Typed and Scraped into Arcturus
Here’s an excellent example of the issues in Open Data. A simple, important, question from David Jones (who is involved in climate research infrastructure). It’s in response to my last post on Open data in Climate Research and it’s an excellent tutorial on the issues. And the result is very depressing.
David Jones says:
Perhaps you could kick off with what data you would like to see open.
Data that I would like, that you might have a professional opinion on, is a reference library for the IR spectra of the Kyoto Protocol gasses (CO2 and other greenhouse gasses). I had a look, but I couldn’t find an open archive of IR spectra. Do you know if one exists?

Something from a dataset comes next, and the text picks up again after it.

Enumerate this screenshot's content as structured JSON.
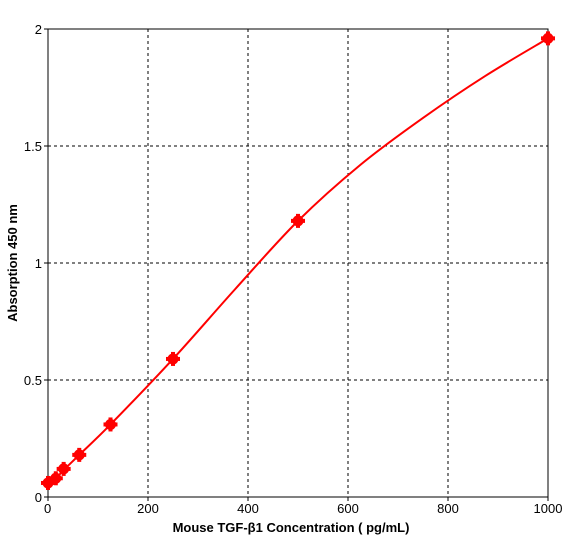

To remind readers – infrared absorption is the reason than greenhouse gases heat up the planet – they absorb infrared radiation and turn it into heat. The heat is trapped in the atmosphere. CO2 is an important greenhouse gas so it’s infrared absorption is a key piece of data. Ideally we need physical and chemical properties for all atmospheric components.
I can probably find the spectrum in an undergraduate textbook. If I copied it I would be sued by the publisher and burn in copyright hell. Yes, it’s factual data, and yes it’s important for the future of the planet and yes the publisher simply copied it from the author but copyright is the supreme god and we must worship it. So simply copying known public information from copyright-holders is a legal no-no.
I go to the web, Google for “collections of infrared spectra” and get:
(I have copied this without permission. Wiley is an aggressive publisher who pursued a graduate student, Shelley Batts, for critical blogging a single graph from one of “their” papers. They said it was a mistake and everything was now OK. It’s OK in that copyright still rests completely with Wiley.)
Anyway, we digress. This shows that a SINGLE BOOK of spectra for a SINGLE USER can cost 3000 Euros (that’s about 4000 USD). That shows the scale of problem we face in chemistry. Now I agree that these spectra were won with the sweat-of-the-brow and so on but in these days of automatic machines it does not cost 2 USD to publish a copy of a spectrum. This is an example of monopoly and scarcity control and inflated prices. (It may well be that Hummel does something laudable with the money – I have no idea).
The message is not only that the data are not Open they are enormously expensive.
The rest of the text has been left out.